Windows Azure Content Delivery Network, CDN, (http://www.microsoft.com/windowsazure/features/cdn/) targets on enhancing end user performance and reliability by placing copies of data closer to users. When I say 'Data', it is specifially targets on Static data - in other words, whatever data makes more sense for caching can be configured in CDN. As of today there are 24 Global nodes (http://www.microsoft.com/global/windowsazure/PublishingImages/cdn/950.gif) hosting CDN.

Following set of points need to considered when choosing CDN:

Distribution of Users: This is the basic thinking factor to go for CDN. If there is a good presence of users where the CDN node exists who consume data from Azure storage, then CDN can be considered.

Expected hit: Check for the number of hits and data usage from the zone where the CDN is considered. In some cases, where the hit ratio is higher, it might make sense to move the whole Azure services to that zone (or the nearest to that zone) other than adding CDN.

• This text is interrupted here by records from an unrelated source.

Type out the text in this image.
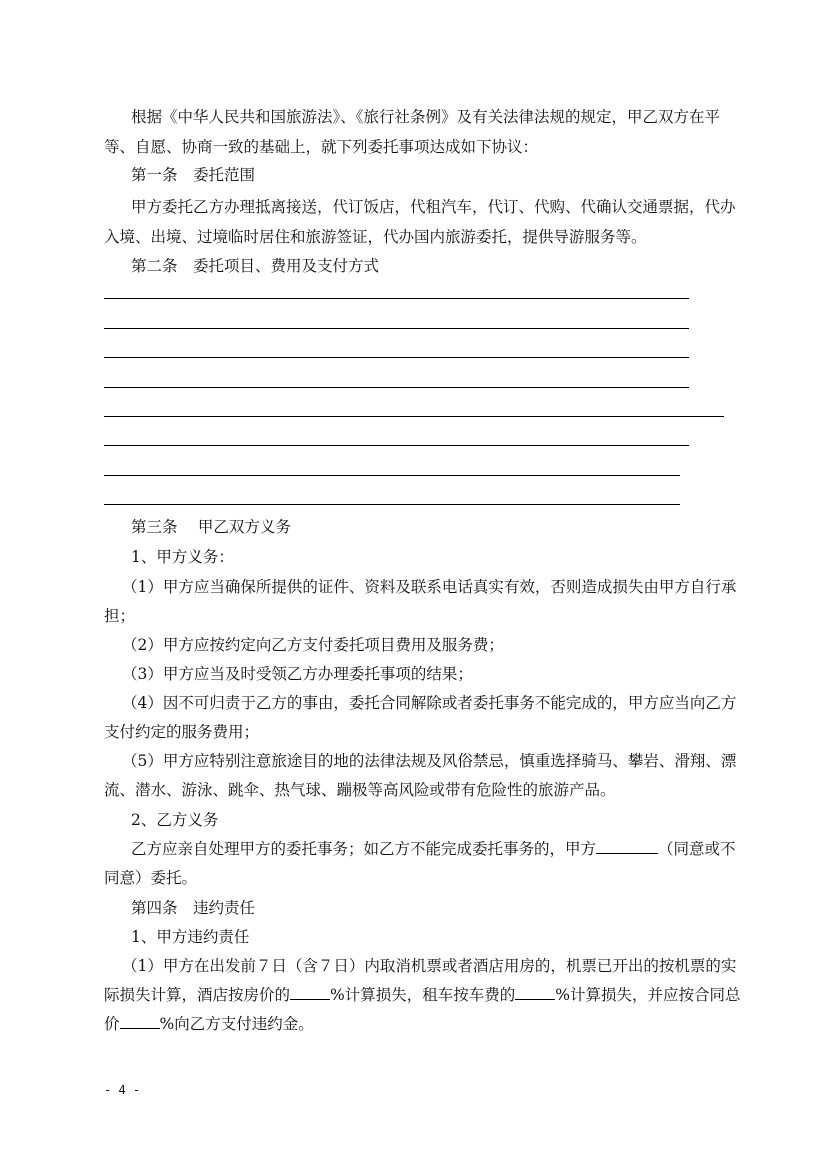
根据《中华人民共和国旅游法》、《旅行社条例》及有关法律法规的规定，甲乙双方在平
等、自愿、协商一致的基础上，就下列委托事项达成如下协议：
第一条　委托范围
甲方委托乙方办理抵离接送，代订饭店，代租汽车，代订、代购、代确认交通票据，代办
入境、出境、过境临时居住和旅游签证，代办国内旅游委托，提供导游服务等。
第二条　委托项目、费用及支付方式
第三条　 甲乙双方义务
1、甲方义务：
（1）甲方应当确保所提供的证件、资料及联系电话真实有效，否则造成损失由甲方自行承
担；
（2）甲方应按约定向乙方支付委托项目费用及服务费；
（3）甲方应当及时受领乙方办理委托事项的结果；
（4）因不可归责于乙方的事由，委托合同解除或者委托事务不能完成的，甲方应当向乙方
支付约定的服务费用；
（5）甲方应特别注意旅途目的地的法律法规及风俗禁忌，慎重选择骑马、攀岩、滑翔、漂
流、潜水、游泳、跳伞、热气球、蹦极等高风险或带有危险性的旅游产品。
2、乙方义务
乙方应亲自处理甲方的委托事务；如乙方不能完成委托事务的，甲方	（同意或不
同意）委托。
第四条　违约责任
1、甲方违约责任
（1）甲方在出发前７日（含７日）内取消机票或者酒店用房的，机票已开出的按机票的实
际损失计算，酒店按房价的	%计算损失，租车按车费的	%计算损失，并应按合同总
价	%向乙方支付违约金。
- 4 -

Type of Application: Need to have a deeper understanding of how the data is used in the application. For example, if each and every data from Azure storage is read of Web server and then streamed (bad programming), then CDN is of no use. Need see how the data is consumed by the application and add those objects which is consumed by the client browser directly. Also, CDN is highly recommended for Thick client applications using Azure storage (if it is across globe).

Data Handling: CDN is charged primarily with respect to the size of cached data. So, effective usage of CDN need to be thought through. Proper choice of objects to be cached and duration of caching will reduce the unnecessary charges.

Security: CDN is not recommended for caching data which has some security and compliance requirements. Normal usage of CDN should be considered for data which can be accessed as public rather than through set of credentials.